Odpowiem zbiorczo
Te paski wzdłuż chodników to miało być rozwiązanie na ukrycie zasuwki od wody.
Przypomnę:
Zasuwka wypadła niestety w miejscu gdzie był by krawężnik. Przesunięcie o 15 cm nie wchodzi w grę, bo będzie to widocznie i będzie mnie drażniło.
Rozwiązanie pierwsze to te paski z kamyczków wzdłuż chodników. Wówczas thuje są wyeksponowane i nie będą się wygałacać od innych roślin. Wiele takich nasadzeń widziałem, zwłaszcza wzdłuż długich podjazdów. Może tu akurat nie pasuje.
Co do zmniejszenia wizualnie rabaty - no coś za coś. Za to hortensjom chciałem zrobić lepiej, by rosły jednak w korze

Widuje się rabaty frontowe, gdzie są w ogóle jakiej esy floresy, wzorki, dwa rodzaje kamieni. Więc pomyślałem, że tak zrobię jak wczoraj narysowałem.
Rozwiązanie drugie to cała rabata w kamieniu, co też na froncie wcale nie jest rzadkością.
Mogła być też opcja powtórzenia rządków kulek w wąskich rabatach. Czyli chodniki do domu otoczone iglakami. Ale faktycznie traci to sens w zimie.
Co do roślin:
1. Mam do wyboru hortensje Polar Bear, Limelight i Vanille Fraise. Nie wiem, czy ta limonkowa by tu pasowała, a może biało-różowa?

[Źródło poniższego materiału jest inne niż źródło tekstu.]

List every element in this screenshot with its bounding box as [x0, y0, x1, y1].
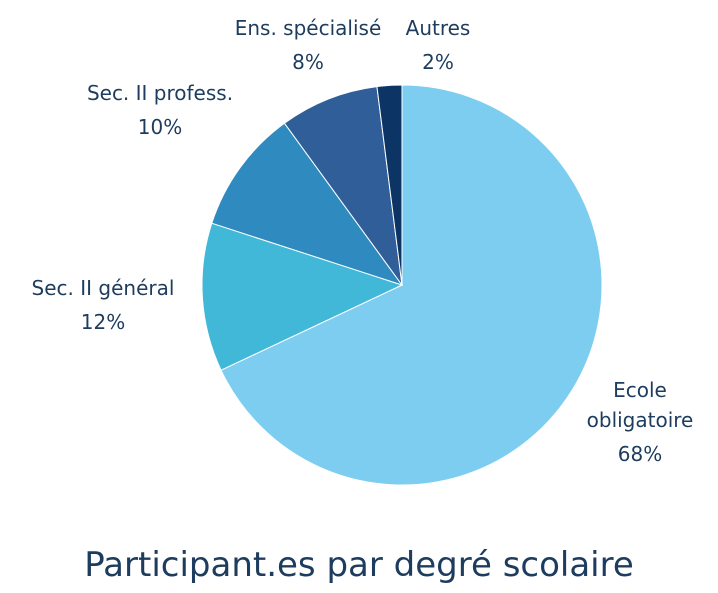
- category-label: Sec. II profess.: [86, 81, 234, 105]
- chart-title: Participant.es par degré scolaire: [84, 545, 634, 585]
- pie-slice: [220, 84, 603, 486]
- category-label: Sec. II général: [31, 276, 175, 300]
- slice-label: Ecole obligatoire 68%: [580, 375, 700, 469]
- category-label: Ens. spécialisé: [234, 16, 382, 40]
- value-label: 8%: [292, 50, 324, 74]
- category-label: Ecole obligatoire: [586, 378, 694, 432]
- category-label: Autres: [405, 16, 471, 40]
- value-label: 10%: [137, 115, 183, 139]
- pie-slice: [376, 84, 403, 286]
- pie-slice: [211, 122, 404, 286]
- slice-label: Ens. spécialisé 8%: [208, 13, 408, 77]
- value-label: 12%: [80, 310, 126, 334]
- value-label: 2%: [422, 50, 454, 74]
- value-label: 68%: [617, 442, 663, 466]
- pie-slice: [201, 222, 404, 371]
- slice-label: Sec. II général 12%: [3, 273, 203, 337]
- slice-label: Autres 2%: [378, 13, 498, 77]
- pie-slice: [283, 86, 403, 286]
- slice-label: Sec. II profess. 10%: [50, 78, 270, 142]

2. Jeśli faktycznie rozrzucę kulki to powtórzę rośliny z wąskich. Wtedy mam 3 spójne rabaty. Ale czy to nie zbyt nudne? 2 dni temu myślałem by frontowe (sesleria, szałwia, kocimiętka i kulki) powtórzyć za domem, między tarasami. Takie nawiązanie do frontu. I już wyobrażam sobie jak siedzę na tarasie i widzę te czosnki

3. Mam problem z układem tych hortensji. Może one powinny być w osi tej rabaty razem z miskantami? Wtedy idąc chodnikiem widać wyższe piętro, niższe i obwódkę. Bo z tej strony się ją ogląda. Taki sam widok miał by brat. A od strony domu mniej się ogląda.
No i skąd ten pomysł na 4 hortensje. Otóż chciałem zrobić "skarpetę" dla drzewa. Mogły to być też 4 miskanty. Choć słyszałem o zasadzie sadzenia nieparzyście.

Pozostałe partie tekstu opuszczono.